Should I explain better or can you please tell me which thing is not clear?

>
--
David.
>
>
>
> Can you please help me how to use this if condition in your coding
> or we can also do it by using some other condition rather than if
> condition?
>
>
>
>
>
>
>
>
>
>
>
>
> ________________________________________
> From: David Winsemius [dwinsemius at comcast.net]
> Sent: Sunday, July 03, 2011 3:57 AM
> To: Bansal, Vikas
> Cc: Dennis Murphy; r-help at r-project.org
> Subject: Re: [R] For help in R coding
>
> On Jul 2, 2011, at 4:46 PM, Bansal, Vikas wrote:
>
>> DEAR ALL,
>> I TRIED THIS CODE AND THIS IS RUNNING PERFECTLY...
>>
>> df=read.table("Case2.pileup",fill=T,sep="\t",colClasses =
>> "character")
>> txt=df[,9]
>> txtvec <- readLines(textConnection(txt))
>> dad=data.frame(A = unlist(sapply(gregexpr("A|a", txtvec),
>> function(x) if ( x[[1]] != -1)
>> length(x) else 0 )),
>> C = unlist(sapply(gregexpr("C|c", txtvec), function(x) if ( x[[1]] !
>> = -1)
>> length(x) else 0 )),
>> G = unlist(sapply(gregexpr("G|g", txtvec), function(x) if ( x[[1]] !
>> = -1)
>> length(x) else 0 )),
>> T = unlist(sapply(gregexpr("T|t", txtvec), function(x) if ( x[[1]] !
>> = -1)
>> length(x) else 0 )),
>> N = unlist(sapply(gregexpr("\\,|\\.", txtvec), function(x) if
>> ( x[[1]] != -1)
>> length(x) else 0 )))
>>
>
> The unlist operation is unnecessary since the sapply operation returns
> a vector.  (It doesn't hurt, but it is unnecessary.)
>>
>>
>>
>>
>> Thanking you,
>> Warm Regards
>> Vikas Bansal
>> Msc Bioinformatics
>> Kings College London
>> ________________________________________
>> From: David Winsemius [dwinsemius at comcast.net]

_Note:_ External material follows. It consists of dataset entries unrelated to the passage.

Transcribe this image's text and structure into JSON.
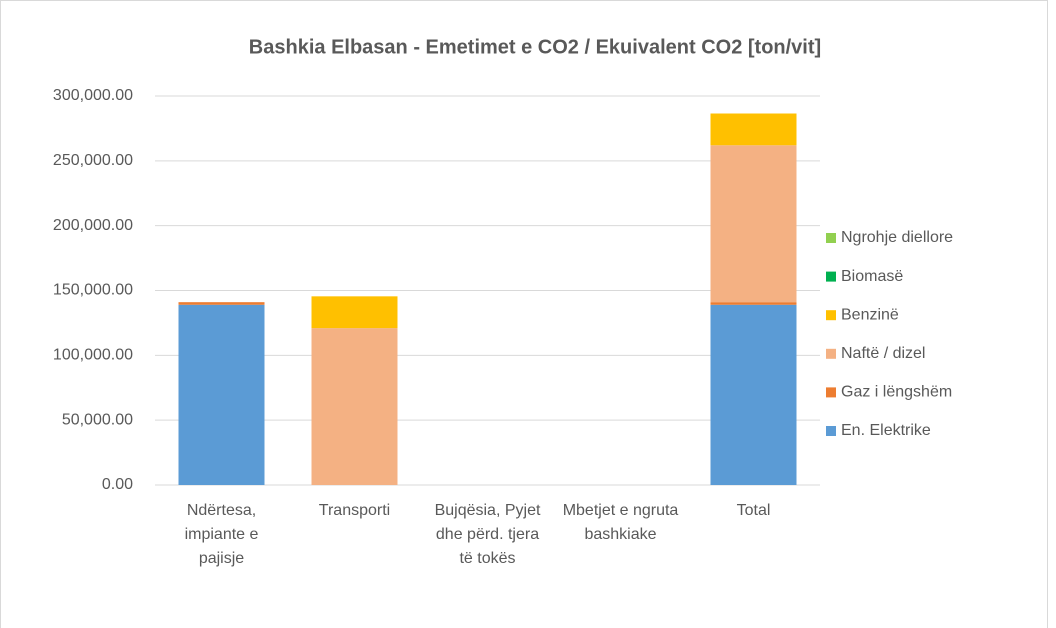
{
  "chart_data": {
    "type": "stacked_bar",
    "title": "Bashkia Elbasan - Emetimet e CO2 / Ekuivalent CO2 [ton/vit]",
    "categories": [
      "Ndërtesa, impiante e pajisje",
      "Transporti",
      "Bujqësia, Pyjet dhe përd. tjera të tokës",
      "Mbetjet e ngruta bashkiake",
      "Total"
    ],
    "series": [
      {
        "name": "En. Elektrike",
        "color": "#5b9bd5",
        "values": [
          139000,
          0,
          0,
          0,
          139000
        ]
      },
      {
        "name": "Gaz i lëngshëm",
        "color": "#ed7d31",
        "values": [
          2000,
          0,
          0,
          0,
          2000
        ]
      },
      {
        "name": "Naftë / dizel",
        "color": "#f4b183",
        "values": [
          0,
          121000,
          0,
          0,
          121000
        ]
      },
      {
        "name": "Benzinë",
        "color": "#ffc000",
        "values": [
          0,
          24500,
          0,
          0,
          24500
        ]
      },
      {
        "name": "Biomasë",
        "color": "#00b050",
        "values": [
          0,
          0,
          0,
          0,
          0
        ]
      },
      {
        "name": "Ngrohje diellore",
        "color": "#92d050",
        "values": [
          0,
          0,
          0,
          0,
          0
        ]
      }
    ],
    "ylim": [
      0,
      300000
    ],
    "yticks": [
      {
        "value": 0,
        "label": "0.00"
      },
      {
        "value": 50000,
        "label": "50,000.00"
      },
      {
        "value": 100000,
        "label": "100,000.00"
      },
      {
        "value": 150000,
        "label": "150,000.00"
      },
      {
        "value": 200000,
        "label": "200,000.00"
      },
      {
        "value": 250000,
        "label": "250,000.00"
      },
      {
        "value": 300000,
        "label": "300,000.00"
      }
    ],
    "grid": true,
    "legend": "right"
  }
}
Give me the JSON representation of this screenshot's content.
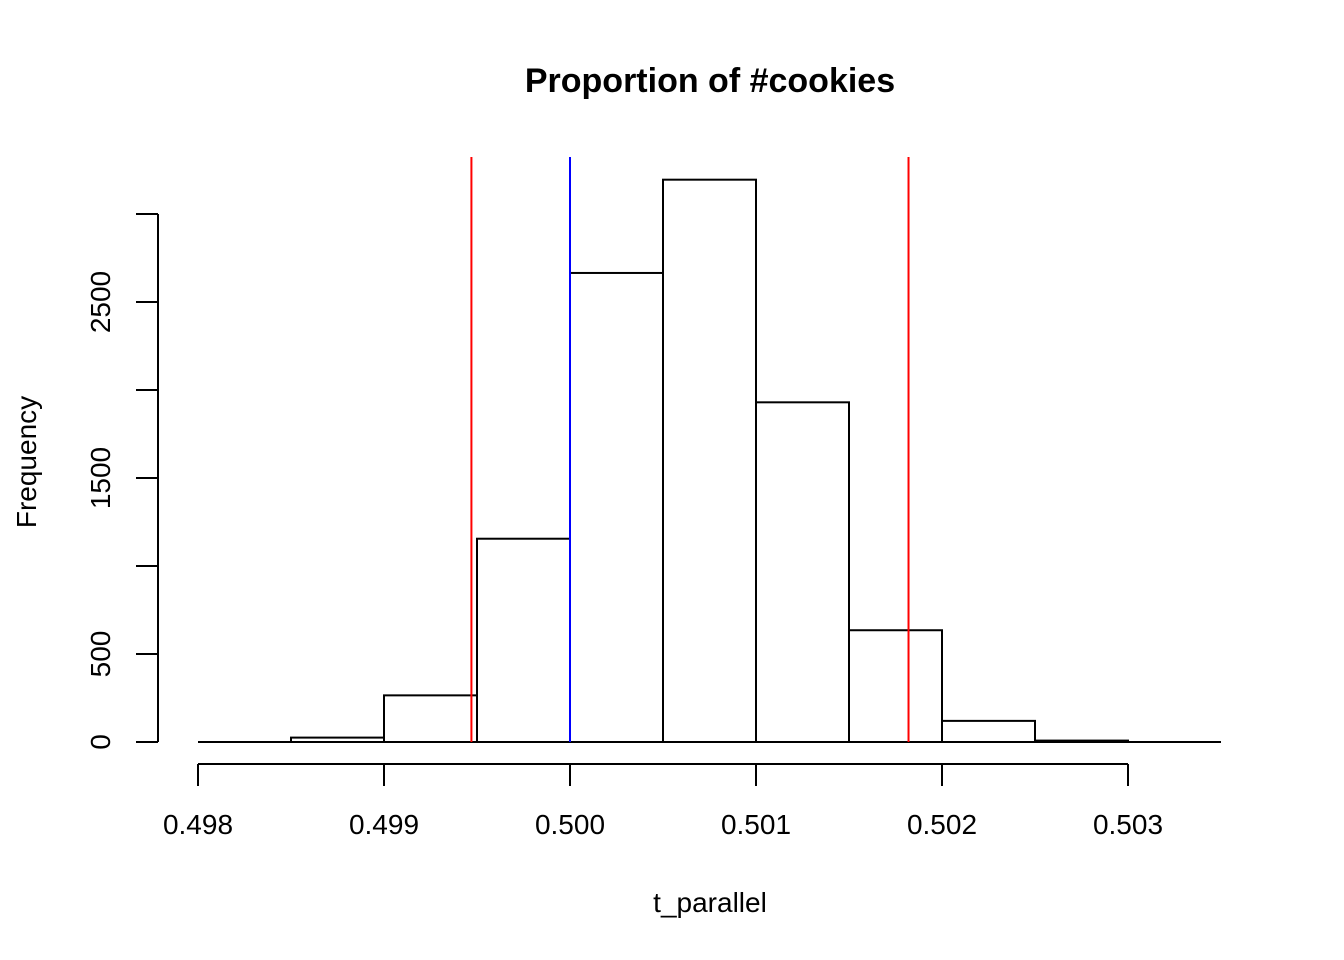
{
  "chart_data": {
    "type": "bar",
    "title": "Proportion of #cookies",
    "xlabel": "t_parallel",
    "ylabel": "Frequency",
    "bins": [
      {
        "x0": 0.498,
        "x1": 0.4985,
        "count": 0
      },
      {
        "x0": 0.4985,
        "x1": 0.499,
        "count": 25
      },
      {
        "x0": 0.499,
        "x1": 0.4995,
        "count": 265
      },
      {
        "x0": 0.4995,
        "x1": 0.5,
        "count": 1155
      },
      {
        "x0": 0.5,
        "x1": 0.5005,
        "count": 2665
      },
      {
        "x0": 0.5005,
        "x1": 0.501,
        "count": 3195
      },
      {
        "x0": 0.501,
        "x1": 0.5015,
        "count": 1930
      },
      {
        "x0": 0.5015,
        "x1": 0.502,
        "count": 635
      },
      {
        "x0": 0.502,
        "x1": 0.5025,
        "count": 120
      },
      {
        "x0": 0.5025,
        "x1": 0.503,
        "count": 8
      },
      {
        "x0": 0.503,
        "x1": 0.5035,
        "count": 0
      }
    ],
    "xlim": [
      0.498,
      0.5035
    ],
    "ylim": [
      0,
      3450
    ],
    "x_ticks": [
      0.498,
      0.499,
      0.5,
      0.501,
      0.502,
      0.503
    ],
    "x_tick_labels": [
      "0.498",
      "0.499",
      "0.500",
      "0.501",
      "0.502",
      "0.503"
    ],
    "y_ticks": [
      0,
      500,
      1000,
      1500,
      2000,
      2500,
      3000
    ],
    "y_tick_labels": [
      "0",
      "500",
      "",
      "1500",
      "",
      "2500",
      ""
    ],
    "vlines": [
      {
        "x": 0.49947,
        "color": "#ff0000"
      },
      {
        "x": 0.5,
        "color": "#0000ff"
      },
      {
        "x": 0.50182,
        "color": "#ff0000"
      }
    ],
    "bar_fill": "#ffffff",
    "bar_stroke": "#000000",
    "grid": false
  }
}
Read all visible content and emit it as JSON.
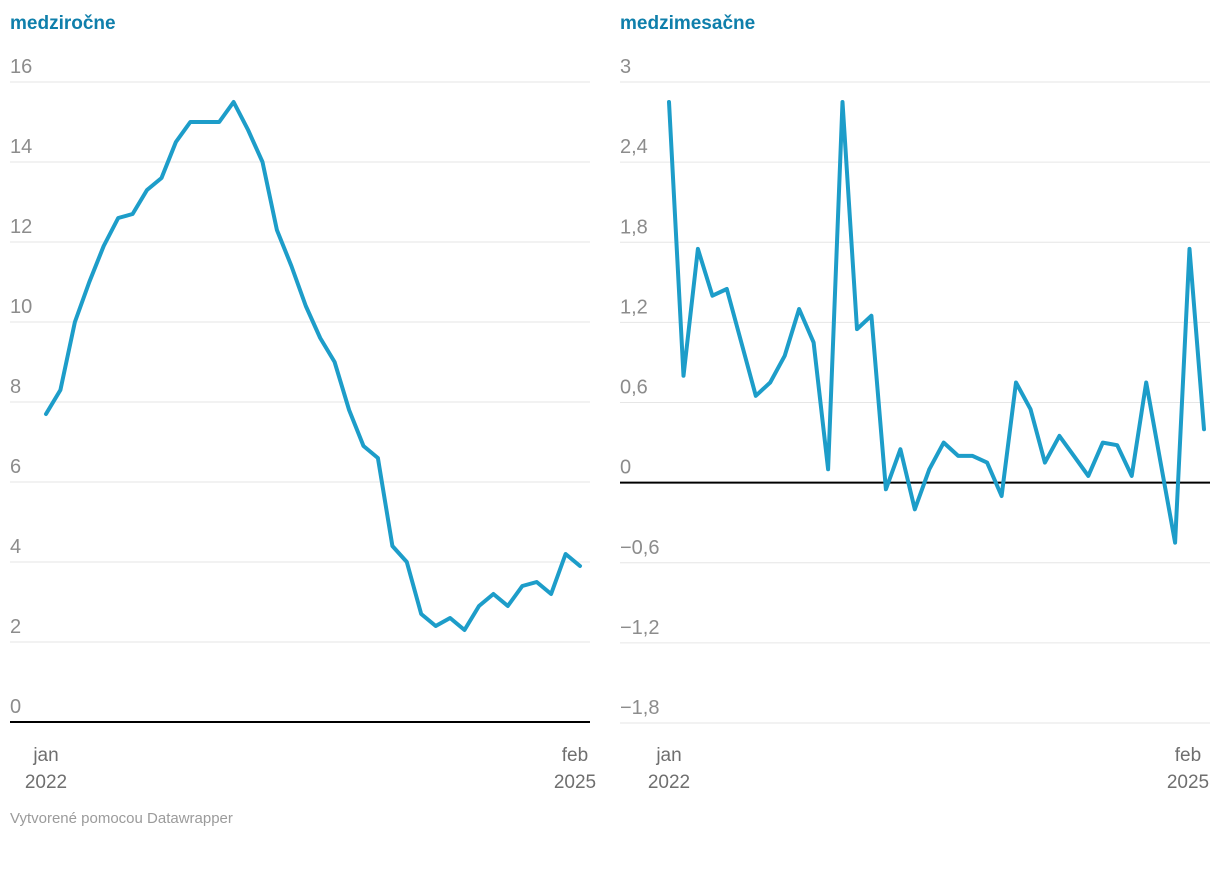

>> Sent: Saturday, July 02, 2011 9:04 PM
>> To: Dennis Murphy
>> Cc: r-help at r-project.org; Bansal, Vikas
>> Subject: Re: [R] For help in R coding
>>
>> On reflection and a bit of testing I think the best approach would be
>> to use gregexpr. For counting the number of commas, this appears
>> quite
>> straightforward.
>>
>>> sapply(gregexpr("\\,", txtvec), function(x) if ( x[[1]] != -1)
>> length(x) else 0 )
>> [1] 3 3 3 4 3 3 2 6 4 6 6
>>
>> It easily generalizes to period and the `|` (or) operation on
>> letters.
>> ( did need to add the check since the length of gregexpr is always at
>> least one but ihas value -1 when there is no match
>>
>>> sapply(gregexpr("t|T", txtvec), function(x) if ( x[[1]] != -1)
>> length(x) else 0 )
>> [1] 0 2 0 0 3 0 0 0 1 0 0
>>
>>
>> On Jul 2, 2011, at 3:22 PM, Dennis Murphy wrote:
>>
>>> Hi:
>>>
>>> There seems to be a problem if the string ends in , or . , which
>>> makes
>>> it difficult for strsplit() to pick up if it is splitting on those
>>> characters. Here is an alternative, splitting on individual
>>> characters
>>> and using charmatch() instead:
>>>
>>> charsum <- function(s, char) {
>>>  u <- strsplit(s, "")
>>>  sum(sapply(u, function(x) charmatch(x, char)), na.rm = TRUE)
>>> }
>>>
>>> unname(sapply(txtvec, function(x) charsum(x, ',')))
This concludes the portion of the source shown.